OÙ ? Place de la Mairie, Pollestres (66450).
QUAND ? Samedi 15 août 2026 à partir de 20h — Entrée libre. En cas de pluie : sous la halle municipale.
Tu te souviens des nuits où l’air sentait le sweat trempé et les fripes qui dégagent une odeur de moisi doux, mêlée au parfum de la transpiration et du patchouli volé à la pharmacie du coin ? C’était pas de la mode. C’était un uniforme. Une armure de néon contre le monde qui s’effondrait autour de nous. Et ce soir-là, à Pollestres, on va le rallumer.

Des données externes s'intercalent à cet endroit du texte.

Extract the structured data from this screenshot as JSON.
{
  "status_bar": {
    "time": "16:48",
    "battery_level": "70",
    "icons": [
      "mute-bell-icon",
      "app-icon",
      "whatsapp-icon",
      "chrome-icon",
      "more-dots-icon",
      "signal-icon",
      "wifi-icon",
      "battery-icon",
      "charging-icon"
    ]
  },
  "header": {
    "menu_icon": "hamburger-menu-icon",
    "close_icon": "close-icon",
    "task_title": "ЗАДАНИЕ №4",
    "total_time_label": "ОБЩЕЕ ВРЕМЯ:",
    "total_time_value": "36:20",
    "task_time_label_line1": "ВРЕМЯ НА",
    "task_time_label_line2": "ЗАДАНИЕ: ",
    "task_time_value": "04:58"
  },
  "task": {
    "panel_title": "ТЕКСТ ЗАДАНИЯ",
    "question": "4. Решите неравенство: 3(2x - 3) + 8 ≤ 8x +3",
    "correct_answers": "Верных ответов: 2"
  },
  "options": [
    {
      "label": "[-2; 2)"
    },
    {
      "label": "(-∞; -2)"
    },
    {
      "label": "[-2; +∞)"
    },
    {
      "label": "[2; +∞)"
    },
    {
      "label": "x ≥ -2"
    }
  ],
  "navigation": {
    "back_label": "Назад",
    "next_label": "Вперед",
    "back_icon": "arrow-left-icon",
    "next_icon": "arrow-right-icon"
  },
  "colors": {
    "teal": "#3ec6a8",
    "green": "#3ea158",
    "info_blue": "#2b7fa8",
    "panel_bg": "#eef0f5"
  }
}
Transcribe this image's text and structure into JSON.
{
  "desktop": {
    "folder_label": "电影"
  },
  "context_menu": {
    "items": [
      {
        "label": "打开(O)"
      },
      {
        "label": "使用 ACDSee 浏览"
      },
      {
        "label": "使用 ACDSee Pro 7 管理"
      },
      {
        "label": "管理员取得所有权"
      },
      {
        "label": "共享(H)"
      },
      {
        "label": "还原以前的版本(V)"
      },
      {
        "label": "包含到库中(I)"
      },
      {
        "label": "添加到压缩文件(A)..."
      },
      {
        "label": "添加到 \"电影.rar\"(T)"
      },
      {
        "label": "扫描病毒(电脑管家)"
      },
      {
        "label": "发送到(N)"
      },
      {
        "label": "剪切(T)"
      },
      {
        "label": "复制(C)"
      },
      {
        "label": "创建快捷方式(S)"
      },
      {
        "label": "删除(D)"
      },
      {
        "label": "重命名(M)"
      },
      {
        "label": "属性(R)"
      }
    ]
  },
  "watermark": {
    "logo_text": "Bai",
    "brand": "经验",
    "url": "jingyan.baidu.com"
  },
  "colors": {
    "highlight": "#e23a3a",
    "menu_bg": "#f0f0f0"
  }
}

La mairie a dégagé l’esplanade. Pas de décor en carton, pas de projecteurs à LED qui clignotent comme un clignotant de 2003. Juste des haut-parleurs d’occasion, une piste de danse en bois qui craque sous les Converse, et un DJ qui a gardé ses cassettes dans un carton sous son lit depuis 1987. Il va sortir les morceaux qu’on n’entend plus jamais : Take On Me, Sweet Dreams, Billie Jean. Pas pour faire du nostalgia, non. Pour que les vieux se souviennent de leurs corps qui bougeaient encore. Et que les jeunes comprennent pourquoi certains regardent le ciel en dansant, comme s’ils cherchaient quelqu’un qui n’est plus là.
Ici, à Pollestres, on n’a pas besoin d’un théâtre ou d’une salle obscure pour faire revivre un passé. On a cette place, cette chaleur lente du soir d’été, les lumières des bars qui s’allument une par une en bordure, et ce silence qui tombe quand le premier beat commence à résonner. Personne ne danse bien. Mais tout le monde danse vrai.
Les mères avec leurs jupes en tissu métallisé, les pères encore en jean taille basse — pas pour être tendance, mais parce qu’ils n’ont jamais eu le courage d’en acheter un autre. Les ados qui rigolent en se moquant des vieillards, puis qui s’arrêtent net quand Africa passe, et qui comprennent, juste une seconde, que ce n’est pas du bruit. C’est de la mémoire.
On ne fête pas les années 80 ici. On leur rend visite. Comme on rend visite à un parent malade qu’on n’a pas vu depuis des lustres. On ne sait plus quoi dire, mais on vient quand même. Parce que c’était notre temps. Celui où la musique était une arme. Où les lumières stroboscopiques étaient le seul moyen de se sentir vivant dans un monde qui te disait d’être sage.
Il n’y aura pas de bannières, pas de sponsors. Juste cette place, ce vent doux qui vient du sud, et les souvenirs qui remontent comme des bulles sous la peau.